The new oven really got put to great use as Aaron and Izzy held bakery workshops for both pizza and cake making. With these skills added to those the Suubi youth had already gained, via a locally run entrepreneurship training last year, it is hoped that some of them will now be able to make an income by selling delicious bakery goods to people in the village and at Suubi Centre.
Aaron with some of the Suubi youth as he explained how to prepare pizzas.
Then it was into the oven for cooking.
Trying out the finished product was popular with everyone!
The tie dying classes which Jay held were popular with both the ladies and youth. Some of the ladies had previously tried tie dying so it was terrific to have these skills refreshed. Now that there are more people familiar with this versatile art form, perhaps some of them may like to work together to make things that can help to create an income for themselves too.
Jay's tie dying workshop in the training hall was filled to capacity.
The ladies were pleased with the brightly coloured designs they were able to make.
Many of the teenage youth were also keen to participate in art classes that were conducted by a Ugandan artist, Hellen, who is currently studying art at university in Kampala.
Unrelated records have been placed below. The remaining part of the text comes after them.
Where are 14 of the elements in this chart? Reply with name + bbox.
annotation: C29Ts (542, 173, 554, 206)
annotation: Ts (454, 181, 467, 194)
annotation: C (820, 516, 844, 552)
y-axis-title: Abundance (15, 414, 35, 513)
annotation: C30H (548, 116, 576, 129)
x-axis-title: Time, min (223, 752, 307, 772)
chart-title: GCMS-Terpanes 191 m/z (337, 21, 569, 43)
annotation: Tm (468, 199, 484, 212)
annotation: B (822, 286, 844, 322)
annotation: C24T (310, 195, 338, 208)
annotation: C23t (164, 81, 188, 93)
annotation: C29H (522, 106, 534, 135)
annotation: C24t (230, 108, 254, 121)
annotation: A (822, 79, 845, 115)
With so many people at Suubi for the other workshops this was an ideal time for Hellen to pass on her skill to those in the village too.
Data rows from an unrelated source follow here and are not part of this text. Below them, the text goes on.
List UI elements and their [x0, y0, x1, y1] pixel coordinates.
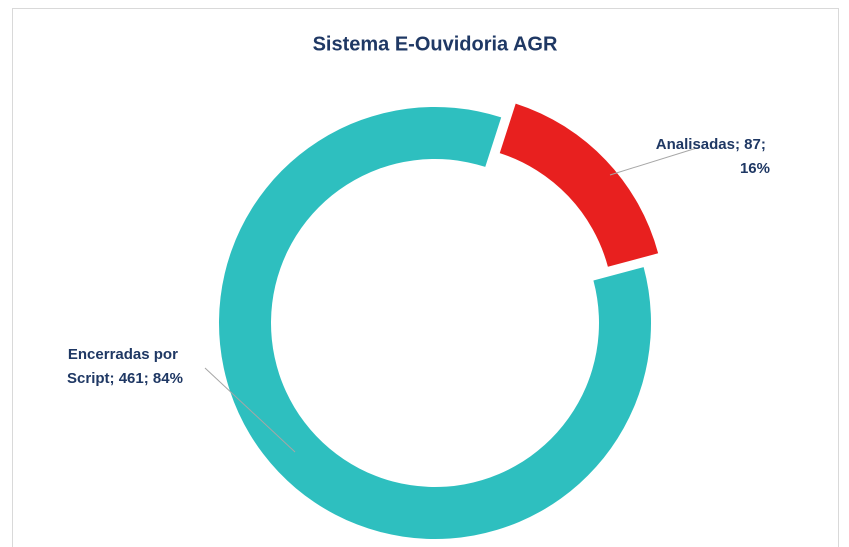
data-label: Analisadas; 87; 16%	[656, 136, 770, 177]
leader-line	[609, 146, 701, 176]
leader-line	[204, 367, 296, 453]
donut-slice	[499, 103, 659, 267]
chart-title: Sistema E-Ouvidoria AGR	[313, 33, 558, 55]
data-label: Encerradas por Script; 461; 84%	[67, 346, 183, 387]
chart-border	[12, 8, 839, 547]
Hellen watched over the participants in the art workshop. Perhaps some of them will be inspired to follow in her footsteps to make art their career.
Those with musical or drama interests were also catered for as Satoko held keyboard lessons and Ash a drama workshop. Although the keyboard is not associated with traditional African music, many of the youth in the village dream of becoming hip hop artist, while others of becoming actors or entertainers. You never know, we may just see one of these guys name up in lights one day!
Budding hip hop stars were thrilled to have Satako teach them keyboard skills.
Ash held drama sessions that combined both modern and traditional elements.
The final two workshops that were conducted may not directly lead to an income or career but Daniel's chess workshop will certainly help expand the minds of those who took part, while Izzy's scrap booking class, for the children, was lots of fun. These books will also be a wonderful keepsake for kids who otherwise have very little record of what has happen during their childhood.
Small groups of youth took the opportunity to learn how to play chess from Daniel.
The kids had lots of fun with Izzy as the put together their scrapbooks.
The volunteers time at Suubi was concluded with an exhibition and showcase which many people from the village attended. This gave workshop participants the chance to show every one what they had being doing and talk about the new skills they had learnt from various workshops.
The chess boys had to concentrated hard as they played in front of the big group of interested onlookers.
Some of Issy's group proudly showed off the scrapbooks they had made.
The drama group were happy to perform in front the big crowd.
Artwork and tie dye was also displayed and pizza and cake, which had been cooked by the bakery group, was shared amongst the crowd. To top it all off, DJ Mike pumped out some tunes which saw both volunteers and villagers dancing the night away.
So, as you can see, the five days that Loretta and her group spent at Suubi were a huge success. An enormous thank you goes to all of them and also to Ssemwogere David and the Suubi staff for organising everything before and during their time at the Centre. The volunteers will long be remembered and the bakery oven and the skills they left behind will continue to have a positive impact on the community well in to the future.